A pesar de las predicciones de la industria de un resurgimiento exitoso de las ofertas públicas iniciales el próximo año, el profesor de marketing y analista de tecnología de la Universidad de Nueva York, Scott Galloway, emitió una advertencia contraria sobre la joya de la corona del auge de la inteligencia artificial. Hablando en un número reciente de Prof G Markets, Galloway sugirió que la cotización pública pendiente de OpenAI, como informó el Wall Street Journal, está lejos de ser segura, citando una erosión de la ventaja competitiva y un cambio tóxico en la percepción de la marca.
Al discutir el potencial de un mercado récord de IPO liderado por rumores de cotizaciones de SpaceX y OpenAI, Galloway hizo una terrible predicción sobre el creador de ChatGPT. “Creo que OpenAI podría quedar de lado”, dijo Galloway, asignando una “posibilidad distinta de cero” de que la compañía abandone por completo sus planes de IPO. Su escepticismo contrasta marcadamente con los informes de que OpenAI está buscando financiación adicional por una valoración de 830.000 millones de dólares.
Según Galloway, la principal amenaza para el debut público de OpenAI es la brecha competitiva que se está cerrando rápidamente. Sostiene que la “ventaja sostenible de OpenAI es realmente muy escasa”, especialmente en comparación con los gigantes de la tecnología profunda como SpaceX, que controlan entre el 80% y el 90% de la capacidad de lanzamiento global. Galloway señaló el creciente número de competidores y señaló específicamente que Google Gemini y varios modelos abiertos están ganando una popularidad significativa. Además, señaló que su rival Anthropic está venciendo a OpenAI en el sector empresarial al posicionarse con éxito como un “socio” seguro y centrado en el ser humano en lugar de una amenaza existencial.
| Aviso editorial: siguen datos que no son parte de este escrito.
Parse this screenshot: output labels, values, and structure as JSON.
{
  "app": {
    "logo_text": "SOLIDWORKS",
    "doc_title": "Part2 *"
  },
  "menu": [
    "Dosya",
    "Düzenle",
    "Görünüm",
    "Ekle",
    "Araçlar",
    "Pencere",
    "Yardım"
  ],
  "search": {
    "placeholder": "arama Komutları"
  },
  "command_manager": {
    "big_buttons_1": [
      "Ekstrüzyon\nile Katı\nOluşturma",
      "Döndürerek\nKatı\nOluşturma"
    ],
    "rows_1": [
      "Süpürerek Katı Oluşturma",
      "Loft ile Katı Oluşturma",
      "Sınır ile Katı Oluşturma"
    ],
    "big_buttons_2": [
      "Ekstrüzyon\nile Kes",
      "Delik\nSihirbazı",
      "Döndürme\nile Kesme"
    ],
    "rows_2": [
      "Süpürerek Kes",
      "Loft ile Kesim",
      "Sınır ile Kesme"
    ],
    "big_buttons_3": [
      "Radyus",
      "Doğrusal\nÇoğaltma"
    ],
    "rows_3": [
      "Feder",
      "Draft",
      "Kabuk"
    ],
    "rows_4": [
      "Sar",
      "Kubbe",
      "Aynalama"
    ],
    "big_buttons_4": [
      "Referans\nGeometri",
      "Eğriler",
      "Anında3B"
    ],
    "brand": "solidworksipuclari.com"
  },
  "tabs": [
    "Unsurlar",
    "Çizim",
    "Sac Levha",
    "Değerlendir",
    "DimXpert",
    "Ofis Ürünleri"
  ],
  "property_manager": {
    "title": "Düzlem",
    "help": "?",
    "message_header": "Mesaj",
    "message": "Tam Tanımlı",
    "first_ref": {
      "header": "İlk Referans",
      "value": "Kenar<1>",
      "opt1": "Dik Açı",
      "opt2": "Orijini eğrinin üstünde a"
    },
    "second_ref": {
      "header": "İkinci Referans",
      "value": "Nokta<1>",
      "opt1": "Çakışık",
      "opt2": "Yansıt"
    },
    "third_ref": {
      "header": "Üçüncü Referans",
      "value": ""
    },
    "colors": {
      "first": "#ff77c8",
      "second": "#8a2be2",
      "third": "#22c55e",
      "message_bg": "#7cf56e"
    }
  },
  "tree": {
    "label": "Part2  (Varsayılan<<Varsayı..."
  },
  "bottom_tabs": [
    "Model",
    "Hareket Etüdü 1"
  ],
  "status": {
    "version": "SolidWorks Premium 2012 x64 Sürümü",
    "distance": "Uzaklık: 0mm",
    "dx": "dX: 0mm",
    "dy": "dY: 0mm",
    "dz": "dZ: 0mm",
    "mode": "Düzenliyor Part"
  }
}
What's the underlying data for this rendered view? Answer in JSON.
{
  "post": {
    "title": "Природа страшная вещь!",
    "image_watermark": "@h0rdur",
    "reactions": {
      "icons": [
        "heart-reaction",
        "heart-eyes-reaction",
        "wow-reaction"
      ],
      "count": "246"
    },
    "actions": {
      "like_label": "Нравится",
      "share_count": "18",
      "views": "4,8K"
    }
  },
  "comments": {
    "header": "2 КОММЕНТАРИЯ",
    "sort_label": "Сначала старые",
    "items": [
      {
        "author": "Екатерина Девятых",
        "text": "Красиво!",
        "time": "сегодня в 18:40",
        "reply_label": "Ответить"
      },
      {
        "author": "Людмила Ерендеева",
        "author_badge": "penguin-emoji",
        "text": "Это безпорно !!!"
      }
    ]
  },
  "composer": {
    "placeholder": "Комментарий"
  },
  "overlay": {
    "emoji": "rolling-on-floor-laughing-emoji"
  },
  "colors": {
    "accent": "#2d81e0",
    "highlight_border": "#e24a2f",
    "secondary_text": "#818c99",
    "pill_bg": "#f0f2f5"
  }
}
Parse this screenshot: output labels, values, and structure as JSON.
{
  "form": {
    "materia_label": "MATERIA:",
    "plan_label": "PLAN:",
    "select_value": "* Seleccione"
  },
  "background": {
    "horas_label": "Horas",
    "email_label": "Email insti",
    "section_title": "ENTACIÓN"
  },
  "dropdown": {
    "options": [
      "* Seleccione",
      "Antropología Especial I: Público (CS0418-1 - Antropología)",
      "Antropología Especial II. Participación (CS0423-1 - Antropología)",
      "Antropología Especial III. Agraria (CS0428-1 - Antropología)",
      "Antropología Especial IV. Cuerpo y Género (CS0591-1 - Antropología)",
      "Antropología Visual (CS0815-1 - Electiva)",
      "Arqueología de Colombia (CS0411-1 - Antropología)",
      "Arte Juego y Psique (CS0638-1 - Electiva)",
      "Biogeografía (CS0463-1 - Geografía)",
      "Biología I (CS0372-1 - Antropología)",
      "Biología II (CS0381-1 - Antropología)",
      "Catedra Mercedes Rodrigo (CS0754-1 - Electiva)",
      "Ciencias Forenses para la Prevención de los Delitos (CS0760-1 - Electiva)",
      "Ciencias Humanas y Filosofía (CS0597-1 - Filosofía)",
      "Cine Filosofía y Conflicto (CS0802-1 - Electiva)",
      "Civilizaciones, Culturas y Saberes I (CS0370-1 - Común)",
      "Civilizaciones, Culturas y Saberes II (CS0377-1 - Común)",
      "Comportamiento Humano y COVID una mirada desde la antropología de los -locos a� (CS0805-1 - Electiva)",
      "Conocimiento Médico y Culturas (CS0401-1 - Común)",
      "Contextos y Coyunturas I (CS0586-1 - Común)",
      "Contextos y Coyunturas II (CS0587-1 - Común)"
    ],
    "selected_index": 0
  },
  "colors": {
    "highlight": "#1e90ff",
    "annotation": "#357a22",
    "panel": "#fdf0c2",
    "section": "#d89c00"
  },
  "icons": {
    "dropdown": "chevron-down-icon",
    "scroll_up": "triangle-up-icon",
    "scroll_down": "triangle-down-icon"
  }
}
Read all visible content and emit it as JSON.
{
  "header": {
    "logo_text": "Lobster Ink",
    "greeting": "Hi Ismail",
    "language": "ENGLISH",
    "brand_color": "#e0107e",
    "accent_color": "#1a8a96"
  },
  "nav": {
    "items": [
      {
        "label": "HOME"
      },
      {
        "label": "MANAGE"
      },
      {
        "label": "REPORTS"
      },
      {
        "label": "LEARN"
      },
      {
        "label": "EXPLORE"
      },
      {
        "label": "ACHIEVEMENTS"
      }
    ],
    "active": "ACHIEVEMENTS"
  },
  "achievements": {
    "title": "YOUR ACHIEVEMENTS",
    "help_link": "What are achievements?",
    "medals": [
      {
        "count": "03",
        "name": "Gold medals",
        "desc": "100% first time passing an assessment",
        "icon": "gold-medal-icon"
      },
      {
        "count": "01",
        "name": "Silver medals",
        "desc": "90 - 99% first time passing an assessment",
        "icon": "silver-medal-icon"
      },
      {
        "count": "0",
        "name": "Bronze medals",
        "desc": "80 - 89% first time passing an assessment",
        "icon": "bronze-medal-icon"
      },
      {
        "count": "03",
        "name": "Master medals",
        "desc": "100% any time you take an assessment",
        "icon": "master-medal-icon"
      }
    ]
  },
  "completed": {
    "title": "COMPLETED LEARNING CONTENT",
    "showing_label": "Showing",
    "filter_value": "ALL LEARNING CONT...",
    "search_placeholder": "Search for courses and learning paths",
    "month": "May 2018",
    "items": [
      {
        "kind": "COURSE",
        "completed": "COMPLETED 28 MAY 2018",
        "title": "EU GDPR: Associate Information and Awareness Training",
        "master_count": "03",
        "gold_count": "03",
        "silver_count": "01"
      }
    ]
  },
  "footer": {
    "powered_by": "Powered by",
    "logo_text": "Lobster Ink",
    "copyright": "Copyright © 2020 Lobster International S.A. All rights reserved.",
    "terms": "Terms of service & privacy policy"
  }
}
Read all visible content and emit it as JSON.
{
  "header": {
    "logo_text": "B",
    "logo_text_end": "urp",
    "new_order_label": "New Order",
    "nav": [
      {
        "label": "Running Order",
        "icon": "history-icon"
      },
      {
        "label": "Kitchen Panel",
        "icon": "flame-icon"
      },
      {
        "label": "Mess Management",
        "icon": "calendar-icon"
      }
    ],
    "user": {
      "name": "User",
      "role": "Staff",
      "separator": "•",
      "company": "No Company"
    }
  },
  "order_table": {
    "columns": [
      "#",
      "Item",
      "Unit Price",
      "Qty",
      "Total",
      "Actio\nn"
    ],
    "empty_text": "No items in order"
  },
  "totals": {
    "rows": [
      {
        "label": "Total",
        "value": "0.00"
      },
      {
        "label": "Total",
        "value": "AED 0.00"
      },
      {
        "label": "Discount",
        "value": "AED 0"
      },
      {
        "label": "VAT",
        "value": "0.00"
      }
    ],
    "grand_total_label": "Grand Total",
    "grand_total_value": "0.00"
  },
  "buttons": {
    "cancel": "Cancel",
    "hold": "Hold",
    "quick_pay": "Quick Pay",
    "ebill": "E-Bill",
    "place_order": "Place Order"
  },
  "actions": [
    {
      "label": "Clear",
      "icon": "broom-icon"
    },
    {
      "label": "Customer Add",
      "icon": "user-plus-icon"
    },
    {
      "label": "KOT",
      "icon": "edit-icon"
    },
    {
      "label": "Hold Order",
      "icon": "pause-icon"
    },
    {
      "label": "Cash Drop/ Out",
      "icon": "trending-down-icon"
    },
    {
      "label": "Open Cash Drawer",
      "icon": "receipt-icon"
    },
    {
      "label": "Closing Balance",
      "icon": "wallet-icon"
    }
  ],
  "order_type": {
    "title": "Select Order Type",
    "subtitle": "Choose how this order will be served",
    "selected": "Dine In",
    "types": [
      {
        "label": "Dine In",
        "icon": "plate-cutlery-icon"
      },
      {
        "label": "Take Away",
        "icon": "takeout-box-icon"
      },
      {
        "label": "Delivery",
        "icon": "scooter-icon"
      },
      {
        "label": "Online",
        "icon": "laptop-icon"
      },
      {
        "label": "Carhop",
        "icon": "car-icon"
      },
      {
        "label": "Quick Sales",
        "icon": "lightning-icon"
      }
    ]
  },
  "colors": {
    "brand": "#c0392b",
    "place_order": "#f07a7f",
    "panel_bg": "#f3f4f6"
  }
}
Dejando a un lado la tecnología, Galloway y el coanfitrión Ed Elson sostienen que OpenAI está sufriendo un “cambio de atmósfera” masivo. Sostuvo que, si bien las asociaciones con OpenAI generaban una “ambición positiva” en 2025, el sentimiento ha cambiado a una “ambición negativa”.
Galloway estuvo de acuerdo, criticando la reciente gestión de la marca de la compañía, citando en particular la “cercanía entre Sam Altman y el presidente” como un inconveniente que ha mantenido a los inversores y al público “amordazados”. Ese escepticismo parece estar filtrándose en la visión que tiene el mercado en general sobre el principal patrocinador de OpenAI, Microsoft.
Elson señaló que los inversores de Microsoft han comenzado a “calificar tonterías” sobre las historias sobre el crecimiento del gigante tecnológico, expresando dudas de que los retornos proyectados de sus enormes gastos de capital en inteligencia artificial, especialmente aquellos relacionados con OpenAI, realmente se materialicen. Los inversores desconfían cada vez más de las empresas que están “fuera de control” en términos de valoraciones sin demostrar un claro retorno de la inversión.
La discusión del podcast también destacó los peligros que enfrentarían los inversores minoristas si la IPO se llevara a cabo. Galloway describió el entorno actual de OPI como un “juego amañado” en el que instituciones y personas con información privilegiada brindan acceso con descuento mientras que los inversores minoristas se ven obligados a comprar a precios inflados causados por la “demanda reprimida”. Predijo que si OpenAI, Anthropic o SpaceX salieran a bolsa, los precios públicos serían “completamente irracionales”.
Owen Lamont de Acadian Asset Management dijo recientemente a Fortune que no cree que las condiciones del mercado de valores sean favorables para la IA, sino sólo porque no se ha materializado una ola gigante de OPI. Blackstone confirmó al Financial Times que planea lanzar una de las mayores OPI de la historia, y el codirector de banca de inversión de Goldman Sachs, Kim Posnett, dijo a Fortune en una reciente sesión de preguntas y respuestas que el mercado está entrando en un “megaciclo” de OPI que será impulsado por “un volumen de acuerdos y un tamaño de OPI sin precedentes”.
Para esta historia, los periodistas de Fortune utilizaron la inteligencia artificial generativa como herramienta de investigación. El editor verificó la exactitud de la información antes de su publicación.
Esta historia se publicó originalmente en Fortune.com.